Researchers see microRNAs as prognostic markers for heart failure

Systolic heart failure--when the heart becomes weakened and enlarged--reduces the effective pumping of blood around the body. Symptoms include breathlessness, tiredness, cough, fluid buildup, weight gain and even confusion and nausea.

Treating heart failure correctly reduces patient distress and disability and helps manage the healthcare burden, and, to this end, researchers in Israel have isolated a blood-based biomarker that could help to stratify heart failure patients by risk and make diagnosis faster and simpler.

MicroRNAs are noncoding stretches of RNA that seem to contribute to the pathogenesis of heart failure.
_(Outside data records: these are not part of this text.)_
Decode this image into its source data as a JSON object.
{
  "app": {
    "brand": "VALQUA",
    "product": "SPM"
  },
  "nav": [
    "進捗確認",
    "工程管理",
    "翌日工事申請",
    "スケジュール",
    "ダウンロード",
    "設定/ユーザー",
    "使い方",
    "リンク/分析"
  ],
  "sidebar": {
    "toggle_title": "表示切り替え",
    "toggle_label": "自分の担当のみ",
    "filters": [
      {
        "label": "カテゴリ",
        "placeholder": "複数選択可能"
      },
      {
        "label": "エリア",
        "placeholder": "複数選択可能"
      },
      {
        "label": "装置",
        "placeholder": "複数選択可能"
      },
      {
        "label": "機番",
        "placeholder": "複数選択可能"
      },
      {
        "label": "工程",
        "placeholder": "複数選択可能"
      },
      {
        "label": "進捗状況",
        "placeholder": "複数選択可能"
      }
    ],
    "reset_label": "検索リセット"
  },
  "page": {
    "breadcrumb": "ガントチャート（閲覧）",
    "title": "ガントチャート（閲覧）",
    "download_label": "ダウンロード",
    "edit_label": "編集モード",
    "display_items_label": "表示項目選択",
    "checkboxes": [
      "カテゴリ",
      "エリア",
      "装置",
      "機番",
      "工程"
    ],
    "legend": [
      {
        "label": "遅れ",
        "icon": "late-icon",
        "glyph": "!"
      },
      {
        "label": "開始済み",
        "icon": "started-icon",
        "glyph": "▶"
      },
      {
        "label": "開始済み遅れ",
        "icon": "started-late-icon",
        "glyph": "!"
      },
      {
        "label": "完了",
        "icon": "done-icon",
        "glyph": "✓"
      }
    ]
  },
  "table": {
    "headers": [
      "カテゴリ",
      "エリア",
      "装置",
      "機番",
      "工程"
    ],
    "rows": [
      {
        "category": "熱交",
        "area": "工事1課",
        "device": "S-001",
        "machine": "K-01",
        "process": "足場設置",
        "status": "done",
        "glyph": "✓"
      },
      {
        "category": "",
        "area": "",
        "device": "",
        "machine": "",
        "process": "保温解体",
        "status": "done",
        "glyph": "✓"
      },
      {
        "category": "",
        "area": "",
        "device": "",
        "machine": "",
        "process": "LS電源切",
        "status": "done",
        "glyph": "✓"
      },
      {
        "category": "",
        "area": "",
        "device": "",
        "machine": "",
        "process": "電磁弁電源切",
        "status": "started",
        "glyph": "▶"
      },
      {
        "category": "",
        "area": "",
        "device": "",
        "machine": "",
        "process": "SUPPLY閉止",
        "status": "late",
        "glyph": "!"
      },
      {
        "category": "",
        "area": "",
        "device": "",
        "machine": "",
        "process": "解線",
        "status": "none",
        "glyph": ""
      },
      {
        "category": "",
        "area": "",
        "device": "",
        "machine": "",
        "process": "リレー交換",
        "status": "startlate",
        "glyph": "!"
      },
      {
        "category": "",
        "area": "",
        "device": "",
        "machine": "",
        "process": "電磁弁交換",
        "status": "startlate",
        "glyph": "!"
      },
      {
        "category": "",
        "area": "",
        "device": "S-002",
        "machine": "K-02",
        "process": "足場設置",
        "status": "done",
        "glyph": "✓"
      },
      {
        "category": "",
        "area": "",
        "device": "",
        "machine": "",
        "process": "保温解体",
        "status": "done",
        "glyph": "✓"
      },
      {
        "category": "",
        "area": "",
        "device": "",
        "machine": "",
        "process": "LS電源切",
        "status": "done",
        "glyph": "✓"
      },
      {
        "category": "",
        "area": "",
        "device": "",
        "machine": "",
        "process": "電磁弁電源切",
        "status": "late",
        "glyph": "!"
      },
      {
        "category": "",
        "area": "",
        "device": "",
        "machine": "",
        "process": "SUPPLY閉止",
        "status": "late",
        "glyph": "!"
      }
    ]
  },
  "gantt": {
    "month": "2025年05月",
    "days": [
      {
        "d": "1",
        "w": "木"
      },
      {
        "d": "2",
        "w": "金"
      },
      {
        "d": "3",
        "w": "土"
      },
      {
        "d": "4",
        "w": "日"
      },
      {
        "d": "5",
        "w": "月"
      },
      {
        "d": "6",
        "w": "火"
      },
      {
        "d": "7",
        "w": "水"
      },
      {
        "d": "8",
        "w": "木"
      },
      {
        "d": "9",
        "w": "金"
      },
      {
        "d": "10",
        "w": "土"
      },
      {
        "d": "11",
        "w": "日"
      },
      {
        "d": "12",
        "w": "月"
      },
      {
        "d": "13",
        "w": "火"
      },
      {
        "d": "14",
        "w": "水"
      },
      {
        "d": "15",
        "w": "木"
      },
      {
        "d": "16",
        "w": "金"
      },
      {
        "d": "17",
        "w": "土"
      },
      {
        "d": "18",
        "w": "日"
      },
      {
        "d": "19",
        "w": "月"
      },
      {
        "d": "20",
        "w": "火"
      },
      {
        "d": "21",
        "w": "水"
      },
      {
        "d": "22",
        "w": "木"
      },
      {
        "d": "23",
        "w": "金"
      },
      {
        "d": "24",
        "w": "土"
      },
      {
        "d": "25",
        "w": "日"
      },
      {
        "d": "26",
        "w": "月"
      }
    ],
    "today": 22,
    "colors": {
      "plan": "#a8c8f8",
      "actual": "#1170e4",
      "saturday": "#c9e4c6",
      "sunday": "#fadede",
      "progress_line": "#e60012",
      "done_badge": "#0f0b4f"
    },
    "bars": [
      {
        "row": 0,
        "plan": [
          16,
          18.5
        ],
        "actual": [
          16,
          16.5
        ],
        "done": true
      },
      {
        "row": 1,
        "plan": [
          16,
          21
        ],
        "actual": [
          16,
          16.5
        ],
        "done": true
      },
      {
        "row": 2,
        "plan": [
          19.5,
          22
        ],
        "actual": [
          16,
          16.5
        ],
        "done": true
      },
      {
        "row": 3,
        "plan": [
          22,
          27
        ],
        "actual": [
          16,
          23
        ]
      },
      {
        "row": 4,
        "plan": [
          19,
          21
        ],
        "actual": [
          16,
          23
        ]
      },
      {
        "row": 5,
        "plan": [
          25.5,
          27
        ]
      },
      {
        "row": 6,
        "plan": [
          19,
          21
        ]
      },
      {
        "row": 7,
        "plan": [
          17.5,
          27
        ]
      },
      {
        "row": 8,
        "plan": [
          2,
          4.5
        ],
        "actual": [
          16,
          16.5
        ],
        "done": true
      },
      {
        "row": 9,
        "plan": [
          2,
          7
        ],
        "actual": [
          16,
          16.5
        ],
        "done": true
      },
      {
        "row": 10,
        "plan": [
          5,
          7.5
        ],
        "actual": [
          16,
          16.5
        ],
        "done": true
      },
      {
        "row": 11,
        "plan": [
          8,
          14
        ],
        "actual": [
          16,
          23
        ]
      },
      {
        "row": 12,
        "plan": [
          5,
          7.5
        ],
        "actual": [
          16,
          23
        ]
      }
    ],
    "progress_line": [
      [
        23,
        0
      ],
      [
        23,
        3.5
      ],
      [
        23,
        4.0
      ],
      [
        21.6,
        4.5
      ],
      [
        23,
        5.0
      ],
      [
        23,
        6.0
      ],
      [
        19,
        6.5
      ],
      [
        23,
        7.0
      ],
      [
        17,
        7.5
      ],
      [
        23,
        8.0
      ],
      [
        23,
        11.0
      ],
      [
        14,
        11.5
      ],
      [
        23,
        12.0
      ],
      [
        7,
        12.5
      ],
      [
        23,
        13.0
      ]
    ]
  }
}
In a paper published online in European Journal of Heart Failure on Nov. 25, researchers at Rosetta Genomics and the Department of Cardiovascular Medicine, Lady Davis Carmel Medical Center in Haifa, looked at microRNAs as potential biomarkers. Using blood samples from 30 patients with stable chronic systolic heart failure and 30 health controls, the researchers scored the increases in four different microRNAs (miR-423-5p, miR-320a, miR-22, and miR-92b). The scores could be used to separate heart failure and control patients with a sensitivity and specificity of 90%. The scores also tied in with clinical parameters already used for prognosis, and so could be used to confirm the expected outcome for the patient.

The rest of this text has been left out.